Machine learning specialists at Amazon set out to build a hiring model that would filter through their candidate pool and pick out the best applicants. They set out to do this by giving the machine data from the past ten years of resumés, allowing it to uncover patterns and traits amongst “strong” candidates. In theory, this was a good idea but in practice, it only proved to show that technology is a historically male dominated field and identified models and markers of strength and success would inevitably be traditionally male traits. According to sources at Reuters, after sifting through dozens of overwhelmingly men’s resumés Amazon’s system taught itself to penalize women applicants. The technology began to favor applicants who used words like “captured” and “executed” (power language that is traditionally found in men’s resumés) and to automatically downgrade applications that had female gendered details (such as women’s colleges, “women’s basketball team”, etc.). Although Amazon maintains that it never solely relied on this program to hire- it simply stands as an example of the limitations and dangers of over automating a process intended to hire humans.

Many studies have indicated that there are fewer responses for women applicants. With AI driving selection, the results are inordinately influenced by the fact that women are under-represented in many functions and industries. Algorithms tend to replicate historical biases and those introduced by the preferences of the hiring managers.

Artificial Intelligence and other technology cannot transcend human bias, it will simply recreate it in new ways unless the makers of said technology take measurable steps to change that. Men and women tend to represent themselves differently linguistically in their resumés, men usually have shorter resumés and will use more “powerful” language than women, using words like “create”, “founded” etc. while women use more collaborative language, like “helped”, “co-founded”, etc.

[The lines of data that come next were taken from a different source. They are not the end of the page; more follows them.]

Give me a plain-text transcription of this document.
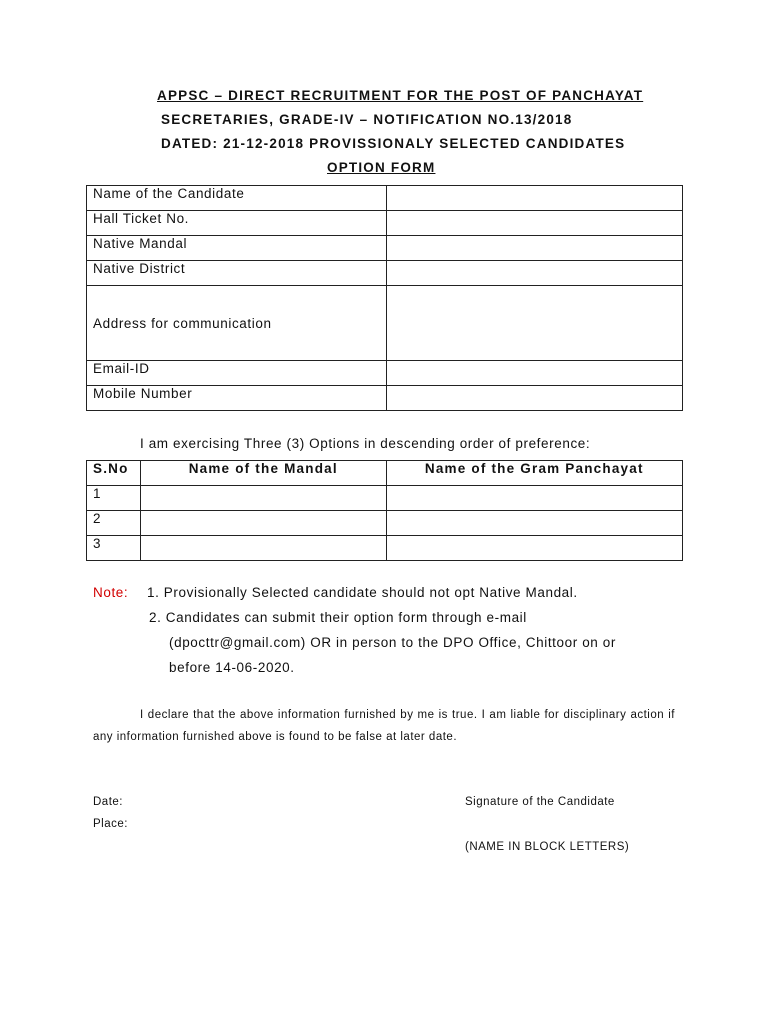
APPSC – DIRECT RECRUITMENT FOR THE POST OF PANCHAYAT
SECRETARIES, GRADE-IV – NOTIFICATION NO.13/2018
DATED: 21-12-2018 PROVISSIONALY SELECTED CANDIDATES
OPTION FORM
Name of the Candidate	
Hall Ticket No.	
Native Mandal	
Native District	
Address for communication	
Email-ID	
Mobile Number	
I am exercising Three (3) Options in descending order of preference:
S.No	Name of the Mandal	Name of the Gram Panchayat
1		
2		
3		
Note: 1. Provisionally Selected candidate should not opt Native Mandal.
2. Candidates can submit their option form through e-mail
(dpocttr@gmail.com) OR in person to the DPO Office, Chittoor on or
before 14-06-2020.
I declare that the above information furnished by me is true. I am liable for disciplinary action if any information furnished above is found to be false at later date.
Date:
Place:
Signature of the Candidate
(NAME IN BLOCK LETTERS)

To take a history of resumés from a male dominated field and workforce and mark them on supposed areas of strength will always put women in a less favorable position as their resumés will just not necessarily follow the same trends and guidelines as the resumés of their male peers.

In addition to all of this, Artificial Intelligence research is another piece of technology that is deeply male-dominated. One study showed that the number of women in machine learning research was as low as 12%. Artificial intelligence that evaluates, judges, and identifies candidates can never be unbiased if the creators of such technology are a homogenous group.

Women already get hired at lower rates than men (despite earning more bachelor's degrees than them) and the gender gap and pay gap increases as a woman progresses through her career. If women’s resumés are getting counted out before a human gets to look at them- this problem will only grow. Companies often struggle to hire women and perpetuate the myth that simply not enough women are interested or applying for technology jobs- when it is often their own hiring systems that count out women’s resumés before anyone even looks at them.

Companies are made of humans, and they are trying to hire more humans. While AI can be an incredible tool to help deal with the massive quantities of applications coming in and to help filter candidates on unique parameters- it can only be a piece of the puzzle when it comes to evolving the way companies hire.